One of my epidemiologist friends says that with all the news around COVID-19 his daughter finally understands what he does for a living. It’s all about education and adaptation. Spreading information is crucial, though the quality of information can sometimes be questionable in the midst of mass hysteria such as the current situation. Teleclass Education is not intended to share news, so most of the topics and speakers are drawn from articles published in the scientific journals, or talks that have been presented at conferences.
5) Do you believe your mission is receiving enough attention? What would help?
Teleclass Education is run entirely by groups of volunteers, all gainfully employed elsewhere, myself included. The only asset owned by Webber Training and Teleclass Education is some recording equipment and a comfy chair in my family room, where I work on teleclass stuff in the evenings and weekends. So we really can’t be much busier than we are just now, but I would love for more people (particularly those in developing countries) to know about Teleclass Education and be able to take advantage of the resources available to them. We have no profit mandate, so we have flexibility to present topics that would be of interest to a very narrow audience and receiving suggestions about those topics of interest would certainly be valuable.

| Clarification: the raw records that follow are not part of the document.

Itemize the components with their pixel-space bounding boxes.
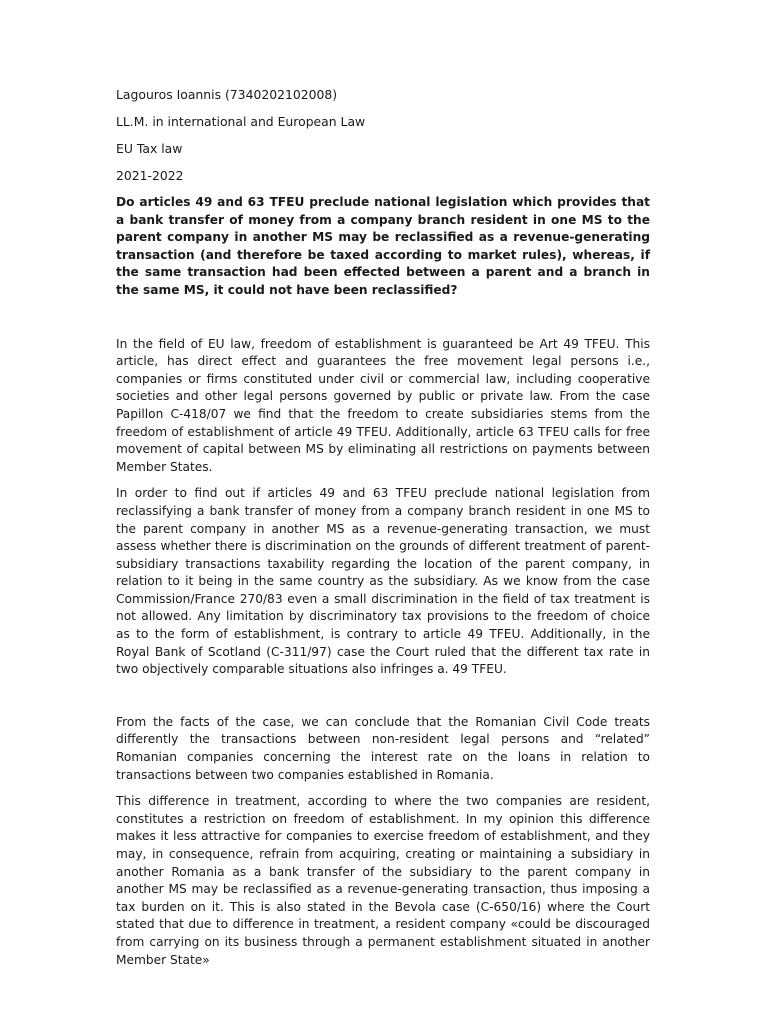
spacer (116, 309, 650, 336)
research-question: Do articles 49 and 63 TFEU preclude national legislation which provides that a bank transfer of money from a company branch resident in one MS to the parent company in another MS may be reclassified as a revenue-generating transaction (and therefore be taxed according to market rules), whereas, if the same transaction had been effected between a parent and a branch in the same MS, it could not have been reclassified? (116, 195, 650, 297)
program-line: LL.M. in international and European Law (116, 114, 366, 129)
document-page (116, 86, 650, 978)
paragraph-3: From the facts of the case, we can conclude that the Romanian Civil Code treats differently the transactions between non-resident legal persons and “related” Romanian companies concerning the interest rate on the loans in relation to transactions between two companies established in Romania. (116, 714, 650, 782)
course-line: EU Tax law (116, 141, 183, 156)
paragraph-4: This difference in treatment, according to where the two companies are resident, constitutes a restriction on freedom of establishment. In my opinion this difference makes it less attractive for companies to exercise freedom of establishment, and they may, in consequence, refrain from acquiring, creating or maintaining a subsidiary in another Romania as a bank transfer of the subsidiary to the parent company in another MS may be reclassified as a revenue-generating transaction, thus imposing a tax burden on it. This is also stated in the Bevola case (C-650/16) where the Court stated that due to difference in treatment, a resident company «could be discouraged from carrying on its business through a permanent establishment situated in another Member State» (116, 794, 650, 967)
author-line: Lagouros Ioannis (7340202102008) (116, 87, 338, 102)
paragraph-2: In order to find out if articles 49 and 63 TFEU preclude national legislation from reclassifying a bank transfer of money from a company branch resident in one MS to the parent company in another MS as a revenue-generating transaction, we must assess whether there is discrimination on the grounds of different treatment of parent-subsidiary transactions taxability regarding the location of the parent company, in relation to it being in the same country as the subsidiary. As we know from the case Commission/France 270/83 even a small discrimination in the field of tax treatment is not allowed. Any limitation by discriminatory tax provisions to the freedom of choice as to the form of establishment, is contrary to article 49 TFEU. Additionally, in the Royal Bank of Scotland (C-311/97) case the Court ruled that the different tax rate in two objectively comparable situations also infringes a. 49 TFEU. (116, 486, 650, 677)
paragraph-1: In the field of EU law, freedom of establishment is guaranteed be Art 49 TFEU. This article, has direct effect and guarantees the free movement legal persons i.e., companies or firms constituted under civil or commercial law, including cooperative societies and other legal persons governed by public or private law. From the case Papillon C-418/07 we find that the freedom to create subsidiaries stems from the freedom of establishment of article 49 TFEU. Additionally, article 63 TFEU calls for free movement of capital between MS by eliminating all restrictions on payments between Member States. (116, 336, 650, 474)
spacer (116, 688, 650, 714)
year-line: 2021-2022 (116, 168, 184, 183)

6) What are your plans for 2021?
This year is our 20th anniversary and will undoubtedly be the most difficult. The hard part now is assembling a schedule for next year. Generally by this time, we will have the whole year scheduled, as well as all of the teleclass topics and all of the speakers. That isn’t the case today. Many of our potential speakers are deep in the fight against COVID-19 and are unable or unwilling to commit to speak. At present we have lectures booked by speakers from Canada, USA, Brazil, Australia, New Zealand, South Africa, Nigeria, Singapore, UK, the Netherlands, Switzerland and Norway. With any luck we will be able to assemble at least 40 teleclass lectures by the end of the year. Luckily there are fantastic people like Martin Kiernan, Jane Barnett, Hilda Orozco, Maria Clara Padoveze and Adriana da Silva Feliz, among others, who do all of the heavy lifting of Teleclass Education and let me take all of the credit.